A CCDS (Certified Clinical Documentation Specialist) is responsible for reviewing medical records to ensure accurate and comprehensive documentation. Their role helps improve coding accuracy, optimize reimbursements, and support quality patient care. They collaborate with healthcare providers to clarify diagnoses and procedures, ensuring compliance with regulatory and reimbursement guidelines.
What are the key skills and qualifications needed to thrive in the Ccds position, and why are they important?
To thrive as a Certified Clinical Documentation Specialist (CCDS), you need a strong knowledge of medical terminology, clinical documentation standards, and healthcare compliance regulations, typically supported by a relevant healthcare degree and CCDS certification. Familiarity with electronic health records (EHRs), coding systems like ICD-10, and clinical documentation improvement (CDI) software is essential. Excellent analytical, communication, and organizational skills help you collaborate effectively with physicians and multidisciplinary teams. These qualifications are crucial to ensure complete, accurate, and compliant clinical documentation that supports patient care and reimbursement.
What are the main responsibilities of a Certified Clinical Documentation Specialist (CCDS) on a daily basis?

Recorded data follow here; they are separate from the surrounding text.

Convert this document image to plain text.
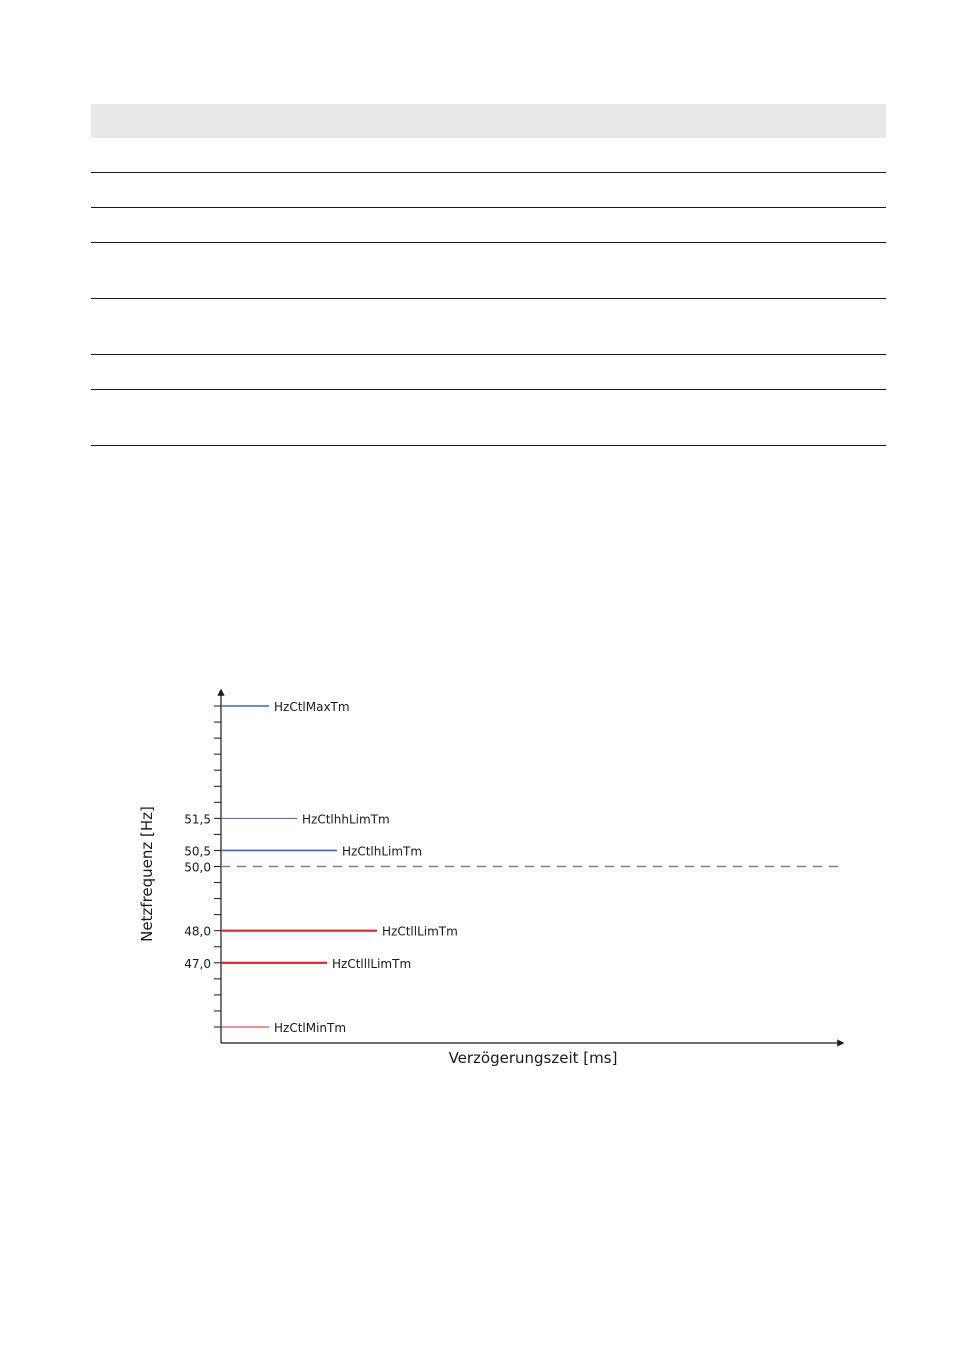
51,5
50,5
50,0
48,0
47,0
HzCtlMaxTm
HzCtlhhLimTm
HzCtlhLimTm
HzCtllLimTm
HzCtlllLimTm
HzCtlMinTm
Netzfrequenz [Hz]
Verzögerungszeit [ms]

A Certified Clinical Documentation Specialist (CCDS) typically reviews patient medical records, ensures accurate and thorough documentation, and works closely with healthcare providers to clarify ambiguous or incomplete notes. They may conduct concurrent reviews, query physicians for additional information, and help educate staff on best documentation practices. The role often requires strong attention to detail and collaboration with coding professionals and clinical teams to support quality care and proper reimbursement. You can expect a mix of independent record review and frequent interactions with other healthcare professionals throughout your day.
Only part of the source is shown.